Yesterday morning, Maria Rita Agliozzo and Marika Giustiniani, health professionals with the Order of Malta’s Italian Relief Corps, disembarked from the ship Dattilo in the port of Valencia. Last Tuesday they had embarked on the Coast Guard ship in Pozzallo to assist the 629 migrants arriving from the Libyan coast and saved at sea by the search and rescue operations of the SOS Méditerranée. Both aged 26 – the former a doctor, the latter a nurse – they spent five days in close contact with the 274 migrants transferred from the Dattilo, including 30 women and 60 unaccompanied minors, mostly adolescents.
“For them we were simply Maria Rita and Marika,” the doctor says, who together with the nurse will shortly return to Italy, still on board the Dattilo. “We’ve had a very profound human experience and thanks to the migrants’ health conditions we were able to speak to them at length about their expectations”. While getting to know each other during the days at sea, a solidarity that becomes humanity on board a ship, some touching stories emerged.
For example, Dr. Maria Rita Agliozzo tells that of two Eritrean brothers aged 17 and 15. United and always together they decided to undertake this long and dangerous journey to escape a future of poverty: “In their eyes I recognised the spark of hope, the smile of those who hope for a better future,” the doctor said.
This wasn’t the first experience of rescue at sea for the Order of Malta’s health professionals. Always on board the ships of the Coast Guard, with which the Order’s Italian Relief Corps has been cooperating for exactly 10 years, they’ve already taken part in numerous rescue operations in the Mediterranean sea.

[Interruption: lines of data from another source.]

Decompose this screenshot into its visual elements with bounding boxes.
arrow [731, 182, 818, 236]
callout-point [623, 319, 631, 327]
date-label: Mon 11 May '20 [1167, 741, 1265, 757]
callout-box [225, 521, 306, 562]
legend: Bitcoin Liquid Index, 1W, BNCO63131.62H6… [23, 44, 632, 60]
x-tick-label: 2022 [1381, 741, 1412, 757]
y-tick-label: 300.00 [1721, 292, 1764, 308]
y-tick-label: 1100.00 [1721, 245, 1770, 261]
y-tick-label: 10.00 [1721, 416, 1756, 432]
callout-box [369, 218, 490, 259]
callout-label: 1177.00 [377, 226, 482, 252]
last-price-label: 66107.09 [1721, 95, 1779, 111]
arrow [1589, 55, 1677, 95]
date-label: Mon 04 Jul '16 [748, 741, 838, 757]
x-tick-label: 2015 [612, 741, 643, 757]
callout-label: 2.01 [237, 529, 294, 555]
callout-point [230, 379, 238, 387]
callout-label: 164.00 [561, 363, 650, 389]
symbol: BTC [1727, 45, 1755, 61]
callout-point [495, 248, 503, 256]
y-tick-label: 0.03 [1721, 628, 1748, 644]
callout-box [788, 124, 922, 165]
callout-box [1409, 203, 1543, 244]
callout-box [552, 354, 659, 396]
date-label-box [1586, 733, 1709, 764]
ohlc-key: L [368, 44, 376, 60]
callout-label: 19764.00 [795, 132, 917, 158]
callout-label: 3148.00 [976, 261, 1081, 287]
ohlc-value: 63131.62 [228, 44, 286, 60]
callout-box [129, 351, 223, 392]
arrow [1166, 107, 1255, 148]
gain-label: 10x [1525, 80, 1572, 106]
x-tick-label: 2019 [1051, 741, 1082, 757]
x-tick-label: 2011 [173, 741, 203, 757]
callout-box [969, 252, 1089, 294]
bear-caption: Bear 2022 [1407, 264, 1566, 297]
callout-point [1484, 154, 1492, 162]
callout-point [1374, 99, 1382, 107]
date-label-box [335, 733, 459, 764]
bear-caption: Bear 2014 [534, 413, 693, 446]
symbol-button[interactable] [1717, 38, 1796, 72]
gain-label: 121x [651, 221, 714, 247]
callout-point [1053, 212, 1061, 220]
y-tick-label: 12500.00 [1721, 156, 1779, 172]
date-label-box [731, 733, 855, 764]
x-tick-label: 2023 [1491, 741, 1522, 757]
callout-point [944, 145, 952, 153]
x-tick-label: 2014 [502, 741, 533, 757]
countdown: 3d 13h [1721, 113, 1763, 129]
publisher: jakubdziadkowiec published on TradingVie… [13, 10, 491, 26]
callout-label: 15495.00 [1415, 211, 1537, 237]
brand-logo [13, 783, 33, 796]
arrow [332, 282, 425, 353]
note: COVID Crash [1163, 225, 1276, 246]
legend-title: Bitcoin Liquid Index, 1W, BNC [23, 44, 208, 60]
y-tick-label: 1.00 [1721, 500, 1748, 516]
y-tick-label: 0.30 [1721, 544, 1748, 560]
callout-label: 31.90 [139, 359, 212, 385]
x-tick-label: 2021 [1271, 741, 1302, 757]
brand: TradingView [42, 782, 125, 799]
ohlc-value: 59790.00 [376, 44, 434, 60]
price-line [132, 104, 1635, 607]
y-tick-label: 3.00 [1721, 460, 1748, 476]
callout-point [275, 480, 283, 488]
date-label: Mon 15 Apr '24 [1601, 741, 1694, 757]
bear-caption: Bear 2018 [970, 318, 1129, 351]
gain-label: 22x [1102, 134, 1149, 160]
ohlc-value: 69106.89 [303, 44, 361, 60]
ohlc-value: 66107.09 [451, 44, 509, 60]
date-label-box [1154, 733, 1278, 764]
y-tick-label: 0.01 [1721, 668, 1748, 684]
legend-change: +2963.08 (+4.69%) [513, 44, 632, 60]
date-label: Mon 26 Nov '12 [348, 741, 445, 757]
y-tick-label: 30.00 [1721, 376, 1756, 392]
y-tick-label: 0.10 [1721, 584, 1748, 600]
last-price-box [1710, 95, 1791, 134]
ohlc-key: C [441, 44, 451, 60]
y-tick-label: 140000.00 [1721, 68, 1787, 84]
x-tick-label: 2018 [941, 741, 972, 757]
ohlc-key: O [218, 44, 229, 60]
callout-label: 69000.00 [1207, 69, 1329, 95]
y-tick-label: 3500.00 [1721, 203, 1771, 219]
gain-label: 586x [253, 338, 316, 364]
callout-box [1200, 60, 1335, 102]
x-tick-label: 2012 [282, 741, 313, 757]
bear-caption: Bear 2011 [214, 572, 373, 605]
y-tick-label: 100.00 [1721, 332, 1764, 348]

Since 2008, the Order of Malta’s medical teams have been providing healthcare both on board naval vessels and on the island of Lampedusa, from where the patrol boats leave to reach the targets signalled by IMRCC (Italian Maritime Rescue Coordination Centre) of the Rome Coast Guard.
Through its associations and its relief corps, the Order of Malta has numerous programmes for the reception and integration of migrants and refugees in Europe. In Spain, Italy and in other European countries, volunteers distribute food and basic necessities. In France, the Order gives legal assistance to migrants detained in prison and in Germany over 100 specialised centres offer psychological and social support. Great attention is given to the various stages of integration into society and the labour world. Courses to learn the language and to understand the culture are also provided in Austria.
Malteser International, the Order of Malta’s International Relief Agency, offers assistance to refugees and displaced persons in the Middle East, Africa, Asia and on the American continent.